According to the congressmen, parents of children studying at the Mary the Help of Christians school in Mabalacat found out that bags carried daily by their grade school children to classes averaged 40 percent of their body weight.
This is highly unacceptable because the Department of Health revealed that there were studies warning of adverse physical effects of heavy school bags on pupils. The study said a child should not carry a load more than 15 percent of his body weight.
And Lazatin took the DOH warning seriously and decided to file a law helping parents assert their concern among school administrations.
Lazatin further noted a 1988 study done by the Hong Kong Society for Child Health and Development which showed that 4.54 percent of third through sixth graders had mild to serious spinal deformities due to the heavy load they bring to school daily. He also cited a 1994 Scandinavian study showing “a high probability for spinal problems in children who carry backpacks, no matter how they wear them. “
“The study found that 53.7 percent of children who carried their packs on one shoulder complained of back pain. Forty five percent of two shoulder pack wearers complained of back pain. Interestingly, the highest level of back pain, 68.6 percent carried the bag in one hand. The study also concluded that females were more likely to experience backpack related pain than were boys,” he quoted the study as saying.
Lazatin cited another study of 100 physicians in Chicago and Wilmington in 1998 showing that almost 60 percent of children’s orthopaedic office visits for back and shoulder pain were the result of carrying too heavy backpacks. These findings were presented at an October 1999 press conference held by the American Academy of Orthopaedic Surgeons, he added.

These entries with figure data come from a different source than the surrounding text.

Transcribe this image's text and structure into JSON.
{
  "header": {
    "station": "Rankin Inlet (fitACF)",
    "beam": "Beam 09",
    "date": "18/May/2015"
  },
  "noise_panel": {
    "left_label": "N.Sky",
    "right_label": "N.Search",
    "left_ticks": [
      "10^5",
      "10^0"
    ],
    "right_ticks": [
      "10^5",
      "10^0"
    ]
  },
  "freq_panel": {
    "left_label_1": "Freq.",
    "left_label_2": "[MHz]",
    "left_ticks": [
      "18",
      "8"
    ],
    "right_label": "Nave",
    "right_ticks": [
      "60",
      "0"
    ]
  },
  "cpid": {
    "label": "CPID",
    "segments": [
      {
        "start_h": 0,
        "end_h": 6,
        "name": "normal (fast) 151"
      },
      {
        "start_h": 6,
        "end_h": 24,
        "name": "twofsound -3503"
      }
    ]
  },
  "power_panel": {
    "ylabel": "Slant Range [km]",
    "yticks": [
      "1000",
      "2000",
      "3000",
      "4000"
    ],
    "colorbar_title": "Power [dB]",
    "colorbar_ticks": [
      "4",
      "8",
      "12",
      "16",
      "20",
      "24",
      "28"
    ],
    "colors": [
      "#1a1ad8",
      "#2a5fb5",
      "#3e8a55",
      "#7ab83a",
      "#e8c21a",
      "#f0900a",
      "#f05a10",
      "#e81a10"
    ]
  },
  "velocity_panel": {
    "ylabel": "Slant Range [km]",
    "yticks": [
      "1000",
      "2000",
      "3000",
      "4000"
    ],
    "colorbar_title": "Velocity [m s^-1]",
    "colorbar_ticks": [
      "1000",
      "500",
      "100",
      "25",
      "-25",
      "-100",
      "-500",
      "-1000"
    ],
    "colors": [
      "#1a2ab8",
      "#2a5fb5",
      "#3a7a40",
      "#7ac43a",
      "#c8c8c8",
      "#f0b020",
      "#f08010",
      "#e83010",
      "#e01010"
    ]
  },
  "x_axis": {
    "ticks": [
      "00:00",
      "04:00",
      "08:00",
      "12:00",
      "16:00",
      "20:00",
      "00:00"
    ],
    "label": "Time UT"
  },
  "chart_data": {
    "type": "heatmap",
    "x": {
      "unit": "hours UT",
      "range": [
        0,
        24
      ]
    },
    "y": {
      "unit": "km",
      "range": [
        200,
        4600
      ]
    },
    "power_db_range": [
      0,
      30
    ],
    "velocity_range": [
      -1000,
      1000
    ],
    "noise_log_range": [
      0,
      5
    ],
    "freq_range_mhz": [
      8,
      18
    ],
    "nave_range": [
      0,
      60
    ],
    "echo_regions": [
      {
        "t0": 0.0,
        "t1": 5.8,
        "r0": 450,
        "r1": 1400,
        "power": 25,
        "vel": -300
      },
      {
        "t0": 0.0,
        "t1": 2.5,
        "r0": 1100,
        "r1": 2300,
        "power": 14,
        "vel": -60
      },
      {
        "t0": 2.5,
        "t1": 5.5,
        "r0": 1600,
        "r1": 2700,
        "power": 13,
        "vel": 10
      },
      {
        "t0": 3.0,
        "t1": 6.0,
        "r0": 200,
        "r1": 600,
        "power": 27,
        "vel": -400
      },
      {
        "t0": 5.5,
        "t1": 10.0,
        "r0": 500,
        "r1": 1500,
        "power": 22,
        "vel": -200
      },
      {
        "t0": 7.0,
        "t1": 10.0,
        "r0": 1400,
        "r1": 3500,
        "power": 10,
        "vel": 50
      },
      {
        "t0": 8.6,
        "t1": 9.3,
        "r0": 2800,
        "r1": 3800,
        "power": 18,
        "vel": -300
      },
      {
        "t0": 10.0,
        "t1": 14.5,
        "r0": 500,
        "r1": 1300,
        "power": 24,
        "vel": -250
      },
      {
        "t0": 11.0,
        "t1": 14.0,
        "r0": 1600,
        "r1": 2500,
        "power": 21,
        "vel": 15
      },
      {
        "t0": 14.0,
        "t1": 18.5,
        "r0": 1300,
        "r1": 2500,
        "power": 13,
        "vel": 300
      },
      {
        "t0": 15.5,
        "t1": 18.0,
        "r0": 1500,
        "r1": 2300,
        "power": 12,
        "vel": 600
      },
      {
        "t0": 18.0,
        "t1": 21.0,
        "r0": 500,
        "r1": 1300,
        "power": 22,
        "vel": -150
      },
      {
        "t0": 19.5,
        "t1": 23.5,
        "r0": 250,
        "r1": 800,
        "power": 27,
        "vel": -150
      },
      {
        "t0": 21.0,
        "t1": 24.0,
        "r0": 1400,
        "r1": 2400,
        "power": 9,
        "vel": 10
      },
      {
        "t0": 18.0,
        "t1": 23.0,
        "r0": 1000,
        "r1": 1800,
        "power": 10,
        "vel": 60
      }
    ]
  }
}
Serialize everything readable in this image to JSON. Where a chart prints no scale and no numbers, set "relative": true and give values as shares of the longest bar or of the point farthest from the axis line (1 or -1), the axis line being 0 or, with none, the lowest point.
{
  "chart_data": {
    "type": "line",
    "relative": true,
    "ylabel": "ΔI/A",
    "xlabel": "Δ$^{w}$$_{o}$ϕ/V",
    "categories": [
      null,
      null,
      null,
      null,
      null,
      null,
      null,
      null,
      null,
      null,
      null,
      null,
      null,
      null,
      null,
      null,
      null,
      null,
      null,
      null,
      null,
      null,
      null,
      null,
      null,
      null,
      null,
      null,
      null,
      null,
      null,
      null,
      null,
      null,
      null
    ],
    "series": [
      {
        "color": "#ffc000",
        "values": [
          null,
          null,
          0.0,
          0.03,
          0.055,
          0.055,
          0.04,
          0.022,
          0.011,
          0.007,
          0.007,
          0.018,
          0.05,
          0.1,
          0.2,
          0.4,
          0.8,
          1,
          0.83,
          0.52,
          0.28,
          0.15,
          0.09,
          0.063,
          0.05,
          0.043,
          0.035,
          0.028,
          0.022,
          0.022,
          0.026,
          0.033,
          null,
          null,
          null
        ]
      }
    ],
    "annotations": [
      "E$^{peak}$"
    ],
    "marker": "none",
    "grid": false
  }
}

The congressmen presented more studies proving correlation of heavy load to deformities on children and his comprehensive research on the issue showed his sincerity in addressing the parents’ concern.
Almost everyday, we are bombarded with other issues we see in television. Crimes against persons such as rape, child molestation, robbery, physical attacks, hold-up and more are the things we dread the most. We always protect our children from possible predators but we seldom check possible harm inside our homes and in schools.
These information about the threat on our children’s health is an eye-opener because the least things we thought that could harm our children are just inside our homes. We send them to school everyday and we buy them these huge luggage bags to contain their school textbooks and supplies.
Although mothers like me ask why they have to bring all the books everyday when they can leave them at school, still there are no concrete actions taken to stop such practice. Other private schools in Angeles though make it a point that the children leave their books in their respective rooms but most often than not, 80 percent of schools do not practice this.
This could be attributed to our limited education on the ill-effects of heavy loads on children. The schools could be not well-informed or guided on such concern. But today, given the DOH warning and Lazatin’s proposed bill, we hope that schools will impose corrective policies if only to help protect our children from possible harm.
So the saying what we don’t know won’t hurt doesn’t apply here. It is actually the other way around for what we know may save our children from harm and what we don’t know may hurt them.